The Kubernetes and Hadoop ecosystems are conglomerates of occasionally integrated and interrelated tools intended for use by data scientists and data engineers. The advantage conferred by Kubernetes has been the ability to deploy prebuilt offerings from container registries, allowing tools to be easily downloaded (pulled) and deployed on systems, without the traditional install pain around compiling from source that was frequently present in Hadoop ecosystem projects.

This approach is sufficient for simple deployments of single containers running isolated processes. But in most cases, users want to scale workflows up and down, using multiple containers to run parallel processes. In order to do this, templatized offerings and the ability to easily deploy them are needed.

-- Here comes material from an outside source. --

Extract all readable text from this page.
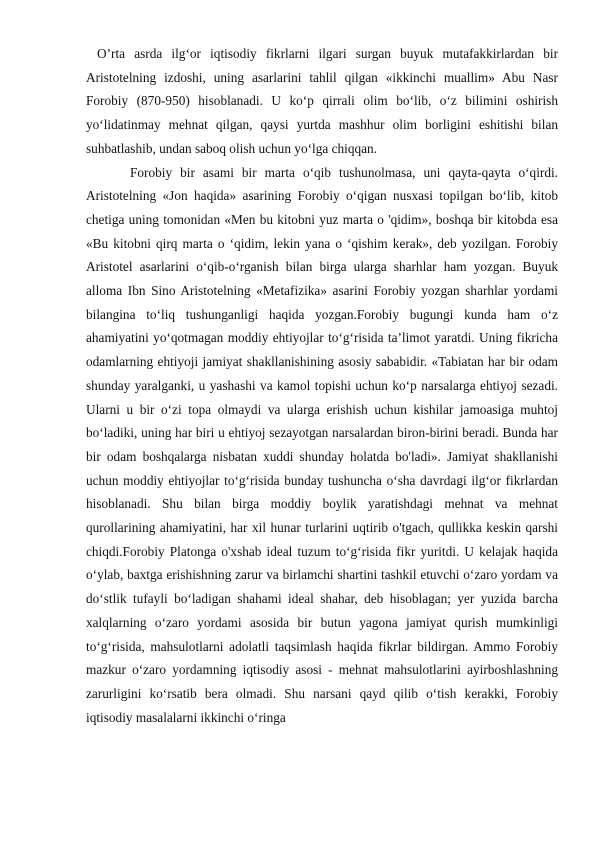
O’rta asrda ilg‘or iqtisodiy fikrlarni ilgari surgan buyuk mutafakkirlardan bir Aristotelning izdoshi, uning asarlarini tahlil qilgan «ikkinchi muallim» Abu Nasr Forobiy (870-950) hisoblanadi. U ko‘p qirrali olim bo‘lib, o‘z bilimini oshirish yo‘lidatinmay mehnat qilgan, qaysi yurtda mashhur olim borligini eshitishi bilan suhbatlashib, undan saboq olish uchun yo‘lga chiqqan.

Forobiy bir asami bir marta o‘qib tushunolmasa, uni qayta-qayta o‘qirdi. Aristotelning «Jon haqida» asarining Forobiy o‘qigan nusxasi topilgan bo‘lib, kitob chetiga uning tomonidan «Men bu kitobni yuz marta o 'qidim», boshqa bir kitobda esa «Bu kitobni qirq marta o ‘qidim, lekin yana o ‘qishim kerak», deb yozilgan. Forobiy Aristotel asarlarini o‘qib-o‘rganish bilan birga ularga sharhlar ham yozgan. Buyuk alloma Ibn Sino Aristotelning «Metafizika» asarini Forobiy yozgan sharhlar yordami bilangina to‘liq tushunganligi haqida yozgan.Forobiy bugungi kunda ham o‘z ahamiyatini yo‘qotmagan moddiy ehtiyojlar to‘g‘risida ta’limot yaratdi. Uning fikricha odamlarning ehtiyoji jamiyat shakllanishining asosiy sababidir. «Tabiatan har bir odam shunday yaralganki, u yashashi va kamol topishi uchun ko‘p narsalarga ehtiyoj sezadi. Ularni u bir o‘zi topa olmaydi va ularga erishish uchun kishilar jamoasiga muhtoj bo‘ladiki, uning har biri u ehtiyoj sezayotgan narsalardan biron-birini beradi. Bunda har bir odam boshqalarga nisbatan xuddi shunday holatda bo'ladi». Jamiyat shakllanishi uchun moddiy ehtiyojlar to‘g‘risida bunday tushuncha o‘sha davrdagi ilg‘or fikrlardan hisoblanadi. Shu bilan birga moddiy boylik yaratishdagi mehnat va mehnat qurollarining ahamiyatini, har xil hunar turlarini uqtirib o'tgach, qullikka keskin qarshi chiqdi.Forobiy Platonga o'xshab ideal tuzum to‘g‘risida fikr yuritdi. U kelajak haqida o‘ylab, baxtga erishishning zarur va birlamchi shartini tashkil etuvchi o‘zaro yordam va do‘stlik tufayli bo‘ladigan shahami ideal shahar, deb hisoblagan; yer yuzida barcha xalqlarning o‘zaro yordami asosida bir butun yagona jamiyat qurish mumkinligi to‘g‘risida, mahsulotlarni adolatli taqsimlash haqida fikrlar bildirgan. Ammo Forobiy mazkur o‘zaro yordamning iqtisodiy asosi - mehnat mahsulotlarini ayirboshlashning zarurligini ko‘rsatib bera olmadi. Shu narsani qayd qilib o‘tish kerakki, Forobiy iqtisodiy masalalarni ikkinchi o‘ringa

The most common way to manage this in Kubernetes is with Helm Charts, Operators, or ksonnets, which are collections of YAML files that describe a deployment template such that it’s reproducible and can be used to generate interconnected pods of containers on demand.

KubeFlow makes all of this functionality a bit more user-friendly by providing some of the commonly used machine learning projects as prebuilt templatized offerings (ksonnets) that are pretested to integrate together in one Kubernetes namespace. The initial list is based off of a common TensorFlow deployment pattern and has been opened up to support other engines and modules. This is revolutionary for managing the complexity around parallelizing compute engines and scaling workflows up and down. But for it to work as intended, there’s a need for a complementary storage layer that can serve the data and models to the compute workflows and even save state.

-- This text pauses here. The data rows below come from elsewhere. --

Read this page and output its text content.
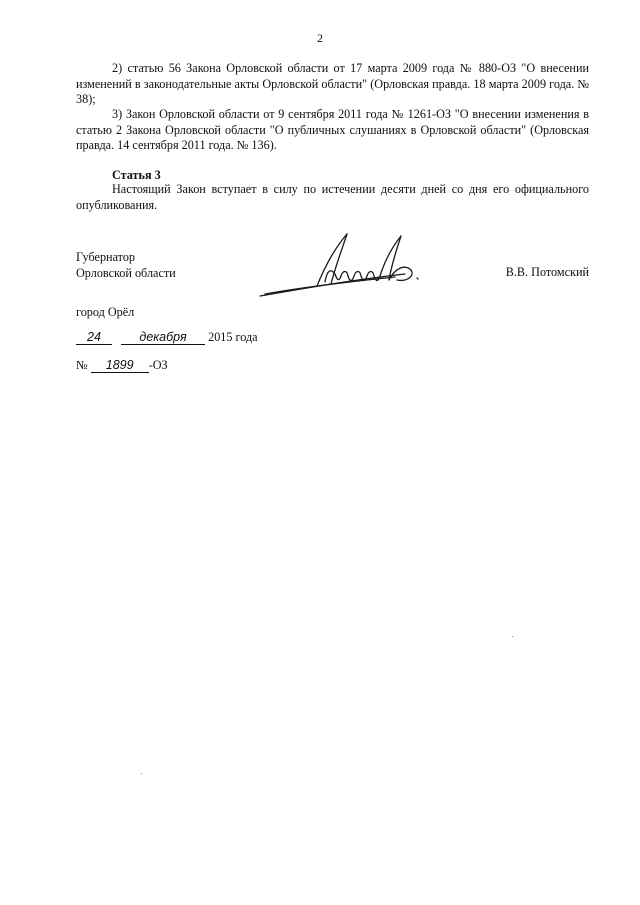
2

2) статью 56 Закона Орловской области от 17 марта 2009 года № 880-ОЗ "О внесении изменений в законодательные акты Орловской области" (Орловская правда. 18 марта 2009 года. № 38);

3) Закон Орловской области от 9 сентября 2011 года № 1261-ОЗ "О внесении изменения в статью 2 Закона Орловской области "О публичных слушаниях в Орловской области" (Орловская правда. 14 сентября 2011 года. № 136).

Статья 3

Настоящий Закон вступает в силу по истечении десяти дней со дня его официального опубликования.

Губернатор
Орловской области	В.В. Потомский
город Орёл
24	декабря 2015 года
№ 1899 -ОЗ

Skyler Thomas and Terry He explore the problems of state and storage and explain how distributed persistent storage can logically extend the compute flexibility provided by KubeFlow. You’ll learn the benefits of using Kubeflow and the considerations for mounting persistent storage to a KubeFlow tenant in order to provide a unified security model and secure data access that doesn’t require any data movement.

Skyler Thomas


Skyler Thomas is an engineer at MapR, where he is designing Kubernetes-based infrastructure to deliver machine learning and big data applications at scale. Previously, Skyler was chief architect for WebSphere user experience at IBM, where he worked with more than a hundred customers to deliver extreme-scaled applications in the healthcare, financial services, and retail industries.

Photo of Terry He

Terry He

MapR Technologies

Terry He is a senior director of engineering at MapR, where he manages MapR’s Hadoop and ecosystem engineering teams and leads the company’s AI/ML initiatives.